My OB put me on antibiotics but when I didn't improve after three days and my symptoms got worse, I had an ultrasound that confirmed what I was afraid of - the infection turned into an abscess. I was referred to a surgeon but couldn't be seen for two weeks. In that two week period, I had an ultrasound-guided needle aspiration as well as a manual drainage of the abscess because it kept filling up after being drained. It turns out the infection was MRSA+ and didn't respond to the initial antibiotic. Thankfully, I had already been switched to the right antibiotic. I saw the surgeon on a Monday and after an exam, we decided that surgical incision and drainage was our best bet for being sure the infection was totally removed. She put me on her schedule for the next day. I have to admit, being put under for surgery just hits different when you have two babies at home - I was terrified. Surgery went very well. The cavity of infection that had to be cleared was approximately 6cm in diameter. This left a wound on my breast filled with antibiotic packing that had to be changed daily and re-dressed for a week. It was SO painful and I still had to latch my squirmy newborn to that side.
I breastfed and pumped through the entire ordeal. The most important thing during my recovery was applying pressure to my wound to avoid a milk fistula - which I did! My supply took a slight hit and I have some work to do to completely rebuild my supply. The wound has healed beautifully (though I still have a ways to go) and I’m so grateful that our journey didn’t come to an end. I had so many supportive people who encouraged me to continue to feed my baby, even when I didn't think I could do it anymore.
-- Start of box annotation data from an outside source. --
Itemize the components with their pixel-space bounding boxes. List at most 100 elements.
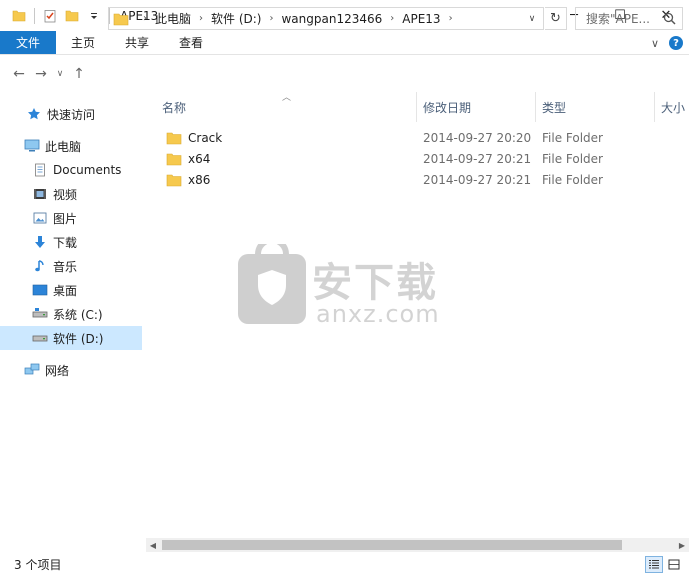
scroll-right-icon[interactable]: ▶ bbox=[675, 538, 689, 552]
address-bar[interactable]: › 此电脑 › 软件 (D:) › wangpan123466 › APE13 … bbox=[108, 7, 544, 30]
computer-icon bbox=[24, 138, 40, 154]
sidebar-item-label: 网络 bbox=[45, 363, 70, 378]
refresh-button[interactable]: ↻ bbox=[545, 7, 567, 30]
watermark: 安下载 anxz.com bbox=[236, 237, 456, 334]
sidebar-item-quick-access[interactable]: 快速访问 bbox=[0, 102, 142, 126]
breadcrumb-separator[interactable]: › bbox=[143, 13, 147, 24]
scrollbar-thumb[interactable] bbox=[162, 540, 622, 550]
sidebar-item-documents[interactable]: Documents bbox=[0, 158, 142, 182]
music-icon bbox=[32, 258, 48, 274]
sidebar-item-label: 桌面 bbox=[53, 283, 78, 298]
documents-icon bbox=[32, 162, 48, 178]
drive-icon bbox=[32, 330, 48, 346]
breadcrumb-separator[interactable]: › bbox=[269, 13, 273, 24]
column-header-name[interactable]: 名称 bbox=[156, 92, 416, 122]
breadcrumb-separator[interactable]: › bbox=[449, 13, 453, 24]
drive-icon bbox=[32, 306, 48, 322]
folder-icon bbox=[166, 152, 182, 166]
tab-home[interactable]: 主页 bbox=[56, 31, 110, 54]
file-row[interactable]: x64 2014-09-27 20:21 File Folder bbox=[160, 148, 640, 169]
breadcrumb-this-pc[interactable]: 此电脑 bbox=[155, 10, 191, 27]
search-box[interactable]: 搜索"APE... bbox=[575, 7, 683, 30]
ribbon-right: ∨ ? bbox=[651, 31, 683, 55]
folder-icon bbox=[8, 5, 30, 27]
sidebar-item-videos[interactable]: 视频 bbox=[0, 182, 142, 206]
file-type: File Folder bbox=[542, 130, 603, 145]
column-header-size[interactable]: 大小 bbox=[655, 92, 689, 122]
quick-access-toolbar bbox=[0, 0, 105, 31]
sidebar-item-this-pc[interactable]: 此电脑 bbox=[0, 134, 142, 158]
file-date: 2014-09-27 20:21 bbox=[423, 172, 532, 187]
breadcrumb-wangpan[interactable]: wangpan123466 bbox=[281, 12, 382, 26]
help-icon[interactable]: ? bbox=[669, 36, 683, 50]
shield-logo-icon bbox=[238, 237, 306, 324]
toolbar-divider bbox=[34, 7, 35, 24]
pictures-icon bbox=[32, 210, 48, 226]
file-date: 2014-09-27 20:21 bbox=[423, 151, 532, 166]
sidebar-item-desktop[interactable]: 桌面 bbox=[0, 278, 142, 302]
video-icon bbox=[32, 186, 48, 202]
customize-toolbar-icon[interactable] bbox=[83, 5, 105, 27]
forward-button[interactable]: → bbox=[30, 62, 52, 86]
status-bar: 3 个项目 bbox=[0, 552, 689, 577]
sidebar-item-music[interactable]: 音乐 bbox=[0, 254, 142, 278]
folder-icon bbox=[166, 131, 182, 145]
file-row[interactable]: x86 2014-09-27 20:21 File Folder bbox=[160, 169, 640, 190]
file-row[interactable]: Crack 2014-09-27 20:20 File Folder bbox=[160, 127, 640, 148]
file-name: x86 bbox=[188, 172, 211, 187]
tab-view[interactable]: 查看 bbox=[164, 31, 218, 54]
properties-icon[interactable] bbox=[39, 5, 61, 27]
sidebar-item-label: 视频 bbox=[53, 187, 78, 202]
details-view-icon bbox=[649, 560, 659, 569]
sidebar-item-label: Documents bbox=[53, 163, 122, 177]
search-input[interactable]: 搜索"APE... bbox=[586, 10, 650, 27]
address-dropdown-button[interactable]: ∨ bbox=[521, 8, 543, 29]
column-header-type[interactable]: 类型 bbox=[536, 92, 654, 122]
breadcrumb-separator[interactable]: › bbox=[199, 13, 203, 24]
up-button[interactable]: ↑ bbox=[68, 62, 90, 86]
tab-share[interactable]: 共享 bbox=[110, 31, 164, 54]
file-name-cell: x64 bbox=[166, 152, 210, 166]
folder-icon bbox=[113, 12, 129, 26]
breadcrumb-ape13[interactable]: APE13 bbox=[402, 12, 440, 26]
details-view-button[interactable] bbox=[645, 556, 663, 573]
folder-icon bbox=[166, 173, 182, 187]
scroll-left-icon[interactable]: ◀ bbox=[146, 538, 160, 552]
navigation-pane: 快速访问 此电脑 Documents 视频 图片 下载 音乐 桌面 系统 (C:… bbox=[0, 92, 142, 550]
sidebar-item-drive-d[interactable]: 软件 (D:) bbox=[0, 326, 142, 350]
desktop-icon bbox=[32, 282, 48, 298]
sidebar-item-label: 软件 (D:) bbox=[53, 331, 104, 346]
sidebar-item-label: 系统 (C:) bbox=[53, 307, 103, 322]
ribbon-tabs: 文件 主页 共享 查看 ∨ ? bbox=[0, 31, 689, 55]
sidebar-item-label: 图片 bbox=[53, 211, 78, 226]
file-name: x64 bbox=[188, 151, 211, 166]
view-toggle bbox=[645, 556, 683, 573]
back-button[interactable]: ← bbox=[8, 62, 30, 86]
sidebar-item-pictures[interactable]: 图片 bbox=[0, 206, 142, 230]
navigation-bar: ← → ∨ ↑ bbox=[0, 56, 689, 92]
file-name: Crack bbox=[188, 130, 223, 145]
sidebar-item-label: 音乐 bbox=[53, 259, 78, 274]
download-icon bbox=[32, 234, 48, 250]
column-header-date[interactable]: 修改日期 bbox=[417, 92, 535, 122]
sidebar-item-label: 快速访问 bbox=[47, 107, 96, 122]
tab-file[interactable]: 文件 bbox=[0, 31, 56, 54]
new-folder-icon[interactable] bbox=[61, 5, 83, 27]
sidebar-item-downloads[interactable]: 下载 bbox=[0, 230, 142, 254]
recent-locations-button[interactable]: ∨ bbox=[52, 62, 68, 86]
watermark-domain: anxz.com bbox=[316, 300, 440, 328]
sidebar-item-network[interactable]: 网络 bbox=[0, 358, 142, 382]
search-icon[interactable] bbox=[663, 12, 676, 28]
file-type: File Folder bbox=[542, 172, 603, 187]
star-icon bbox=[26, 106, 42, 122]
large-icons-view-button[interactable] bbox=[665, 556, 683, 573]
sidebar-item-label: 下载 bbox=[53, 235, 78, 250]
sidebar-item-drive-c[interactable]: 系统 (C:) bbox=[0, 302, 142, 326]
breadcrumb-separator[interactable]: › bbox=[390, 13, 394, 24]
expand-ribbon-icon[interactable]: ∨ bbox=[651, 37, 659, 50]
file-type: File Folder bbox=[542, 151, 603, 166]
file-name-cell: Crack bbox=[166, 131, 222, 145]
horizontal-scrollbar[interactable]: ◀ ▶ bbox=[146, 538, 689, 552]
sidebar-item-label: 此电脑 bbox=[45, 139, 82, 154]
breadcrumb-drive-d[interactable]: 软件 (D:) bbox=[211, 10, 261, 27]
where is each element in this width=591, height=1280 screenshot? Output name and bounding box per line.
I can’t wait to tell my daughters about their patience & resilience as we navigated these waters together. I am so proud of them and the strength they have shown, even as babies. I am proud of myself and so grateful for the amazing body I have that kept going and producing milk for my babies, even during times of stress (both emotional and physical). Breastfeeding is the most difficult, rewarding, beautiful thing I have ever done. I'm so thankful for my girls. They taught me to give myself grace, appreciate the body I have, and have shown me just how strong I really am. I hope that the connection we've forged through breastfeeding has helped accomplish my only ambition in life - to help them truly understand the depth of my love.
If you or someone you know struggles with postpartum depression or postpartum anxiety, please get help! There are number of online resources, but talking to your doctor, your partner, your friends, your family - ANYONE you love and trust can be beneficial in getting you the help you need.
What do you think about Morgan’s story? We think she did an amazing job of finding help! Thanks for sharing Morgan!